Toutes les révolutions passent par des contre-révolutions, mais il y a des choses que le peuple n’accepte pas. Alors aujourd’hui les Tunisiens bougent pour les mêmes slogans que ceux de la révolution : la dignité dans le travail et le refus de la marginalisation.

La contestation sociale est de plus en plus forte dans les régions déshéritées du centre de la Tunisie où les immolations se multiplient. Est-ce que, un an après la chute de Ben Ali, cela traduit l’échec de la révolution ?

Les immolations sont devenues un phénomène dans ces régions. Elles correspondent à un cri de détresse de personnes désespérées qui souhaitent attirer l’attention sur la situation économique catastrophique des régions du centre. La différence avec le suicide de Mohamed Bouazizi (qui a déclenché la révolution l’an dernier, NDLR), c’ est qu’aujourd’hui ce ne sont plus des jeunes mais des pères et des mères de famille qui s’immolent. Ce n’est donc pas un rejet de la révolution mais une continuité, dans la même logique de détresse.

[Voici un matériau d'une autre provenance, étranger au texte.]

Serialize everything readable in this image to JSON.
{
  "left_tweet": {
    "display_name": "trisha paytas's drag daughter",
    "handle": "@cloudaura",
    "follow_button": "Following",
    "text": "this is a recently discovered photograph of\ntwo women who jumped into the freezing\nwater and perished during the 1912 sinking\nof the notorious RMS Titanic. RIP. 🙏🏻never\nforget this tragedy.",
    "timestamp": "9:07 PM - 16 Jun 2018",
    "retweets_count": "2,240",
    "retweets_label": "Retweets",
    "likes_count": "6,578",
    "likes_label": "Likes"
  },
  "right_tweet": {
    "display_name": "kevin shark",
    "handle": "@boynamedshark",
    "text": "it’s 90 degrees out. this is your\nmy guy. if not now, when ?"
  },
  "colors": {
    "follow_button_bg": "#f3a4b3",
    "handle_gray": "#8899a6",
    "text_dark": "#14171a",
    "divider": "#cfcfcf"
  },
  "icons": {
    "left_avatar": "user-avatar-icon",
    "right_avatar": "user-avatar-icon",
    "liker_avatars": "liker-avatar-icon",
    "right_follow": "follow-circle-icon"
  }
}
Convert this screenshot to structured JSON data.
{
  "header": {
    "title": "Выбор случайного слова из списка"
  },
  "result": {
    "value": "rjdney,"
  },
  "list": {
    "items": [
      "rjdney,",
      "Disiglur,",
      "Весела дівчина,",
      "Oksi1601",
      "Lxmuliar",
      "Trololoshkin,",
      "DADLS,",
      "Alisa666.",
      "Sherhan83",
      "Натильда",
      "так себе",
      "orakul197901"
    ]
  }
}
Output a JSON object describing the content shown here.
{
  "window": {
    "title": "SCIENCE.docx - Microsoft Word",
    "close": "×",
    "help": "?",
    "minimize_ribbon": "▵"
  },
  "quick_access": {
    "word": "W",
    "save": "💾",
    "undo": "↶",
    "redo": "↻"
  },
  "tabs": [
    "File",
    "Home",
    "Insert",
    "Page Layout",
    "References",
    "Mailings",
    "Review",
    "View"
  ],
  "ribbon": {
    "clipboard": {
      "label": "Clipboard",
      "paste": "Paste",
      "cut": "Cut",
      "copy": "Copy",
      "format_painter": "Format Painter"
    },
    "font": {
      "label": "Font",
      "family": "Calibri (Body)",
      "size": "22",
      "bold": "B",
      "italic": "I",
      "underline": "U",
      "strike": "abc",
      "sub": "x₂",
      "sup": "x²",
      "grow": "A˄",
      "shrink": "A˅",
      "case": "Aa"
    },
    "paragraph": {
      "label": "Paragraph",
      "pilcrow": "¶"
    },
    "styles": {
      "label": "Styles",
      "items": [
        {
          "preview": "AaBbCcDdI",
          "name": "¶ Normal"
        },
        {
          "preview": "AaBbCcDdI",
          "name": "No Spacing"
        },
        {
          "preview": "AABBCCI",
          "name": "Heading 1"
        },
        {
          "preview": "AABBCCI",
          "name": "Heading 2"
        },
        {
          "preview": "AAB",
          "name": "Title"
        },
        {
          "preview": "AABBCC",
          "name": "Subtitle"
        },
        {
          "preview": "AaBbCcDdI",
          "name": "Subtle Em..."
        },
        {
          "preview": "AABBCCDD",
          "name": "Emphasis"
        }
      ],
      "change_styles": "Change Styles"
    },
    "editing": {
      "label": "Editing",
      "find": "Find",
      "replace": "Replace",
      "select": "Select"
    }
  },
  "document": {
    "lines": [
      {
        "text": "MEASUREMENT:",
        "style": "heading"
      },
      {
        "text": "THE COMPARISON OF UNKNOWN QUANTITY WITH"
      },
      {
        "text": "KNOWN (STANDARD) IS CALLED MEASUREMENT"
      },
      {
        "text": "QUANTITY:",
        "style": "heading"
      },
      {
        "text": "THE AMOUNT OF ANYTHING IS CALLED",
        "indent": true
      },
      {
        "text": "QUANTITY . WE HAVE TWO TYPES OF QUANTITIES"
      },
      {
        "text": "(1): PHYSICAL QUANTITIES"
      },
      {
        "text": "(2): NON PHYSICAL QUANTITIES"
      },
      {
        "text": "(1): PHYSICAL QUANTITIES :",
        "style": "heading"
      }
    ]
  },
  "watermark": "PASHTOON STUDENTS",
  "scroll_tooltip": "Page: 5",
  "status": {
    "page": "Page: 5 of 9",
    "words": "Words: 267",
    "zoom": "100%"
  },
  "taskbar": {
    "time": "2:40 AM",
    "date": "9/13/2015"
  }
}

Si on n’apporte pas de solutions immédiates, si on n’écoute pas ces personnes déshéritées du centre de la Tunisie, la situation va exploser.

Les suicides peuvent se multiplier dans les semaines et les mois à venir mais la contestation peut aussi prendre d’autres formes, entrer dans la violence. Une chose est sûre : dans ces régions, si on n’apporte pas de solutions immédiates, si on n’écoute pas ces personnes, la situation va exploser.

Une seconde révolution ?

On ne peut pas affirmer qu’il y aura une seconde révolution. On ne sait pas si la montée des contestations marque le début d’un mouvement social s’il s’agit seulement d’actions spontanées gonflées par les réseaux sociaux. Mais il y a en tout cas des actes forts : les habitants de Kasserine ont hué tellement fort les trois présidents tunisiens (Hamadi Jebali, président du gouvernement, Moncef Marzouki, président de la république et Mustapha Ben Jaafar, le président de l’Assemblée) que ceux-ci ont été obligés de quitter les lieux. C’est un geste extrêmement fort, un exemple qui a de fortes chances d’être suivi ailleurs. Cet acte montre que les rapports entre le pouvoir et les régions marginalisées n’ont pas changé. En ce sens, la révolution n’est donc pas terminée.

Depuis un an, rien n’a été fait pour ces régions ?

Les responsables sont plus soucieux de leurs postes et de leurs salaires que de la situation à l’intérieur du pays. Aucun plan de développement régional n’a été proposé, que des discours sans suite. Il y a pourtant une demande extraordinaire de personnes qui veulent travailler. La ville de Gafsa, par exemple, pourrait gérer ses phosphates et en vivre. Les richesses régionales doivent être données en priorité aux locaux, et c’est la même chose pour l’agriculture de Sidi Bouzid et le potentiel touristique de Kasserine.

Pour que l’on puisse évaluer la révolution tunisienne, il faut prendre en compte la situation des régions de l’intérieur qui ont déclenché le mouvement. Un an plus tard, elles se retrouvent dans la même situation économique et sociale, voire pire.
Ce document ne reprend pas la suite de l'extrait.